Sunday, December 14, 2014

Confessions of an English Opium-Eater and Other Writings by Thomas de Quincey

Here was a panacea -- a pharmakon nepenthes -- for all human woes: here was the secret of happiness, about which philosophers had disputed for so many ages, at once discovered: happiness might be bought for a penny, and carried in the waistcoast pocket: portable ecstacies might be had corked up in a pint bottle: and peace of mind could be sent down in gallons by the mail coach.

De Quincey's memoir Confessions of an English Opium-Eater is separated into sections called "The Pleasures of Opium" and "The Pains of Opium," interwoven with biographical passages that describe the poverty and homelessness that led him to seek comfort in opium.  But it's hard to shake the impression that the pleasures outweigh the pains--often de Quincey's description of the opium experience seems to foretell the pro-hallucinatory rhetoric of the 1960's.  "I sometimes seemed to have live for 70 or 100 years in one night," he writes, "nay, sometimes had feelings representative of a millenium passed in that time, or however, of a duration far beyond the limits of any human experience."  But when shit gets bad, shit gets bad:

But now that which I call the tyranny of the human face began to unfold itself.  Perhaps some part of my London might be answerable for this.  Be that as it may, now it was that upon the rocking waters of the ocean the human face began to appear: the sea appeared paved with innumerable faces, upturned to the heavens: faces, imploring, wrathful, despairing, surged upwards by the thousands, by myriads, by generations, by centuries: -- my agitations was infinite, -- my mind tossed -- and surged with the ocean.
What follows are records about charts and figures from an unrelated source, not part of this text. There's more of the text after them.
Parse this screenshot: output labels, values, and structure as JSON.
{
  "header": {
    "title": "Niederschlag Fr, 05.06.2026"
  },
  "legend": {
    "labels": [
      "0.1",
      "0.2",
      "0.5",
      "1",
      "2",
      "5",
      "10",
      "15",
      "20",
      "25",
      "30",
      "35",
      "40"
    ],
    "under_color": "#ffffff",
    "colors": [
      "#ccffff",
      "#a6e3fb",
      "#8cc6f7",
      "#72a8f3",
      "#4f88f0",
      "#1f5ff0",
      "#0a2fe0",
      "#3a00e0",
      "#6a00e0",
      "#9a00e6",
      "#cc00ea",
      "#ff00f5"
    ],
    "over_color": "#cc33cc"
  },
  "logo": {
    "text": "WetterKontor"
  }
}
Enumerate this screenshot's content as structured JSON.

De Quincey's descriptions of his opium dreams are intricate, harrowing, and often grotesque.  I wanted more of them.  I think I hadn't expected the extensive autobiographical stuff that dominates the first section--mostly about de Quincey's endless drifting through London--and so it was difficult to adjust that expectation.  I really just wanted to the get to the opium.
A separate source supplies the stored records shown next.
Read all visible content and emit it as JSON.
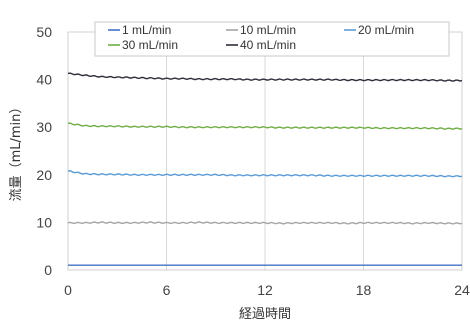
{
  "chart_data": {
    "type": "line",
    "xlabel": "経過時間",
    "ylabel": "流量（mL/min）",
    "xlim": [
      0,
      24
    ],
    "ylim": [
      0,
      50
    ],
    "x_ticks": [
      0,
      6,
      12,
      18,
      24
    ],
    "y_ticks": [
      0,
      10,
      20,
      30,
      40,
      50
    ],
    "grid": "vertical",
    "legend_position": "top",
    "x": [
      0,
      1,
      2,
      3,
      4,
      5,
      6,
      7,
      8,
      9,
      10,
      11,
      12,
      13,
      14,
      15,
      16,
      17,
      18,
      19,
      20,
      21,
      22,
      23,
      24
    ],
    "series": [
      {
        "name": "1 mL/min",
        "color": "#4472c4",
        "values": [
          1.0,
          1.0,
          1.0,
          1.0,
          1.0,
          1.0,
          1.0,
          1.0,
          1.0,
          1.0,
          1.0,
          1.0,
          1.0,
          1.0,
          1.0,
          1.0,
          1.0,
          1.0,
          1.0,
          1.0,
          1.0,
          1.0,
          1.0,
          1.0,
          1.0
        ]
      },
      {
        "name": "10 mL/min",
        "color": "#a5a5a5",
        "values": [
          9.9,
          9.9,
          10.0,
          9.9,
          9.9,
          10.0,
          9.9,
          9.9,
          10.0,
          9.9,
          9.9,
          9.9,
          9.9,
          9.8,
          9.9,
          9.9,
          9.9,
          9.8,
          9.9,
          9.9,
          9.9,
          9.8,
          9.9,
          9.8,
          9.8
        ]
      },
      {
        "name": "20 mL/min",
        "color": "#5b9bd5",
        "values": [
          20.8,
          20.2,
          20.1,
          20.1,
          20.0,
          20.0,
          20.0,
          20.0,
          20.0,
          20.0,
          19.9,
          19.9,
          19.9,
          19.9,
          19.9,
          19.9,
          19.8,
          19.8,
          19.8,
          19.8,
          19.8,
          19.8,
          19.8,
          19.7,
          19.7
        ]
      },
      {
        "name": "30 mL/min",
        "color": "#70ad47",
        "values": [
          30.8,
          30.3,
          30.2,
          30.2,
          30.1,
          30.1,
          30.1,
          30.0,
          30.0,
          30.0,
          30.0,
          30.0,
          30.0,
          29.9,
          29.9,
          29.9,
          29.9,
          29.9,
          29.9,
          29.8,
          29.8,
          29.8,
          29.8,
          29.7,
          29.7
        ]
      },
      {
        "name": "40 mL/min",
        "color": "#2e2e3a",
        "values": [
          41.3,
          40.9,
          40.6,
          40.5,
          40.4,
          40.3,
          40.2,
          40.2,
          40.1,
          40.1,
          40.1,
          40.0,
          40.0,
          40.0,
          40.0,
          40.0,
          40.0,
          39.9,
          39.9,
          39.9,
          39.9,
          39.9,
          39.9,
          39.8,
          39.8
        ]
      }
    ]
  }
}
I think I enjoyed the appended writings a little more for that reason.  One is a collection of essays and scraps of memoir called Suspiria Profundis, and one a short meditation on the English Mail-Coach, which apparently doubled as a kind of hired long-distance transportation.  I especially liked a brief piece from Suspiria Profundis called "Savannah-la-Mar," which uses the image of a drowned Jamaican city to meditate on the passage of time and its relationship to God.

Apparently The Confessions lead a bunch of people to actually become addicted to opium.  It didn't have that effect on me, but maybe I didn't read it closely enough.  How about you, Liz?

1 comment:

Brent Waggoner said...

Liz has been in an opium fog since 2009, but I'll ask her if she ever comes up for air.